- It moves CPU-intensive driver operations to a second core even if the driver is not multi-threaded internally*. CPU-based on-the-fly texture compression would be an example where you can get a win.
- It allows you to move the entire process of building up and loading a scene-graph to a second thread, regardless of the use of OpenGL loading commands (like building of VBOs).
- Because there is no use of the main thread, the main rendering loop can continue to run at full speed (assuming the user has a dual-core machine).
(This information comes from in-field tests; if you work on the GL implementation and spot something wrong, or if you find in deployment that this doesn't work, please let me know. Also a warning: the latest version of this code hasn't been in-field very wrong - in the past edge cases have appeared that have caused us to redesign threaded loading more times than I'd like to admit.)
A warning on thread safety: OpenGL's asynchronous nature (sequential deferred execution within a context) leads to some tricky threading bugs that you wouldn't normally see - see this blog post for examples of what can go wrong.
Terminology
While the structures differ between AGL/CGL (Macintosh), WGL (Windows) and GLX (Linux/X11) there are some common features in the way the window manager and the GL interface.
- "Pixel Format." All three operating systems define a pixel format as an opaque description of a series of properties for a rendering context. In my tests, I use the same pixel format for all contexts.
- "Drawable." Basically any window, full screen destination, or off-screen hardware accelerated buffer is a "drawable", and it defines where the result of GL commands to a context end up.
The Macintosh is probably the easiest OS to set this up on, because you don't need to use a drawable for the loader contexts.
- Create new contexts for each worker thread, using the main rendering context as a source for shared objects.
- In the start of the worker thread, set the worker thread's context to be current.
On Windows, you'll need to do all of the creation work inside the worker thread:
- Get a DC from the main window. This should create a new DC that your worker thread can use. (There is apparently nothing wrong with requesting multiple DCs from a single window.)
- Create a new context for the worker thread.
- Set the new context to share objects with your main context.
- Set the worker context to current using the DC you acquired.
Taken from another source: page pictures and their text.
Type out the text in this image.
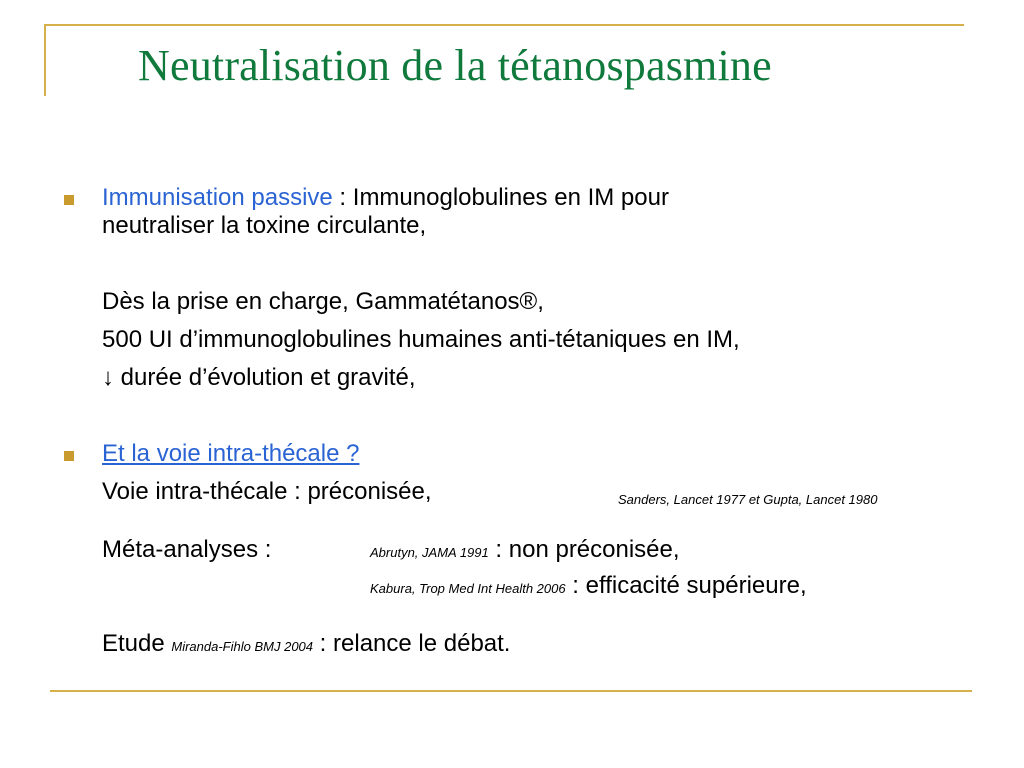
Neutralisation de la tétanospasmine
Immunisation passive : Immunoglobulines en IM pour
neutraliser la toxine circulante,
Dès la prise en charge, Gammatétanos®,
500 UI d’immunoglobulines humaines anti-tétaniques en IM,
↓ durée d’évolution et gravité,
Et la voie intra-thécale ?
Voie intra-thécale : préconisée,	Sanders, Lancet 1977 et Gupta, Lancet 1980
Méta-analyses :	Abrutyn, JAMA 1991 : non préconisée,
Kabura, Trop Med Int Health 2006 : efficacité supérieure,
Etude Miranda-Fihlo BMJ 2004 : relance le débat.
Also note that you can't use window-owned or class-owned DCs in this design because either of those will cause you to get back one DC every time you call GetDC and you really need a unique DC for each thread. Be sure to release the DC on the same thread you use to acquire it!
Linux
Linux is similar to the Macintosh, except that the worker threads need a drawable. For this I used p-buffers.
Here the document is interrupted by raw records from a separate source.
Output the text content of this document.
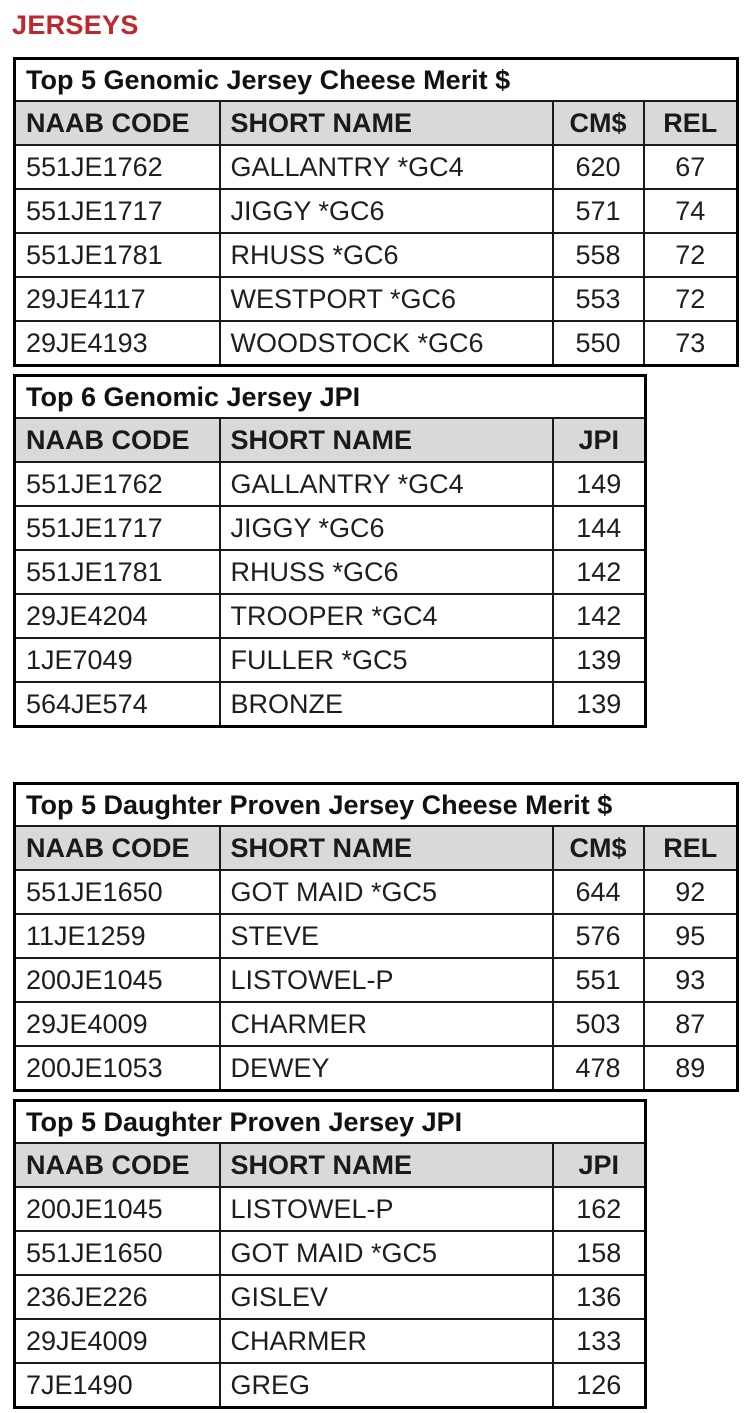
JERSEYS
Top 5 Genomic Jersey Cheese Merit $			
NAAB CODE	SHORT NAME	CM$	REL
551JE1762	GALLANTRY *GC4	620	67
551JE1717	JIGGY *GC6	571	74
551JE1781	RHUSS *GC6	558	72
29JE4117	WESTPORT *GC6	553	72
29JE4193	WOODSTOCK *GC6	550	73
Top 6 Genomic Jersey JPI		
NAAB CODE	SHORT NAME	JPI
551JE1762	GALLANTRY *GC4	149
551JE1717	JIGGY *GC6	144
551JE1781	RHUSS *GC6	142
29JE4204	TROOPER *GC4	142
1JE7049	FULLER *GC5	139
564JE574	BRONZE	139
Top 5 Daughter Proven Jersey Cheese Merit $			
NAAB CODE	SHORT NAME	CM$	REL
551JE1650	GOT MAID *GC5	644	92
11JE1259	STEVE	576	95
200JE1045	LISTOWEL-P	551	93
29JE4009	CHARMER	503	87
200JE1053	DEWEY	478	89
Top 5 Daughter Proven Jersey JPI		
NAAB CODE	SHORT NAME	JPI
200JE1045	LISTOWEL-P	162
551JE1650	GOT MAID *GC5	158
236JE226	GISLEV	136
29JE4009	CHARMER	133
7JE1490	GREG	126
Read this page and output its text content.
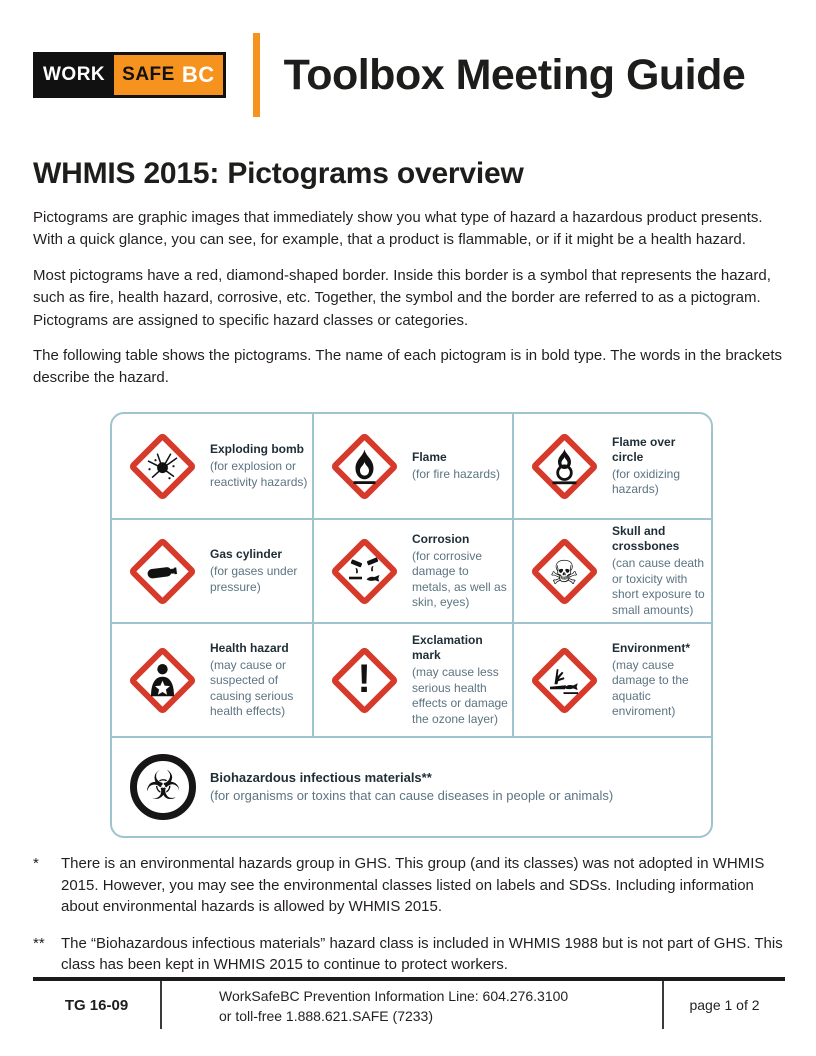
WORK SAFE BC Toolbox Meeting Guide
WHMIS 2015: Pictograms overview

Pictograms are graphic images that immediately show you what type of hazard a hazardous product presents. With a quick glance, you can see, for example, that a product is flammable, or if it might be a health hazard.

Most pictograms have a red, diamond-shaped border. Inside this border is a symbol that represents the hazard, such as fire, health hazard, corrosive, etc. Together, the symbol and the border are referred to as a pictogram. Pictograms are assigned to specific hazard classes or categories.

The following table shows the pictograms. The name of each pictogram is in bold type. The words in the brackets describe the hazard.

Exploding bomb
(for explosion or reactivity hazards)
Flame
(for fire hazards)
Flame over circle
(for oxidizing hazards)
Gas cylinder
(for gases under pressure)
Corrosion
(for corrosive damage to metals, as well as skin, eyes)
☠
Skull and crossbones
(can cause death or toxicity with short exposure to small amounts)
Health hazard
(may cause or suspected of causing serious health effects)
!
Exclamation mark
(may cause less serious health effects or damage the ozone layer)
Environment*
(may cause damage to the aquatic enviroment)
☣ Biohazardous infectious materials**
(for organisms or toxins that can cause diseases in people or animals)
*	There is an environmental hazards group in GHS. This group (and its classes) was not adopted in WHMIS 2015. However, you may see the environmental classes listed on labels and SDSs. Including information about environmental hazards is allowed by WHMIS 2015.
**	The “Biohazardous infectious materials” hazard class is included in WHMIS 1988 but is not part of GHS. This class has been kept in WHMIS 2015 to continue to protect workers.
TG 16-09
WorkSafeBC Prevention Information Line: 604.276.3100
or toll-free 1.888.621.SAFE (7233)
page 1 of 2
- The main thread creates a new context, shared with the main context.
- The worker thread makes a new small pbuffer for itself.
- The worker thread sets the worker context as current, using the pbuffer as its drawable.
Alternatives
The alternative to this design is to use an RPC-like mechanism to execute all OpenGL activity in the main thread, e.g. once per frame pick up any OpenGL work to be done from worker threads, run it, then let them continue. This has some advantages and disadvantages:
- On the pro side, it doesn't require multiple contexts - you may find that some drivers do better executing everything on one context.
- OpenGL work is done at the same time in every frame, possibly resulting in more controlled operation, particularly on single-threaded machines.
- On the con side, loader code that needs to create OpenGL objects before proceeding (to keep memory footprint down, for example) may operate slowly since it has limited access to the GL.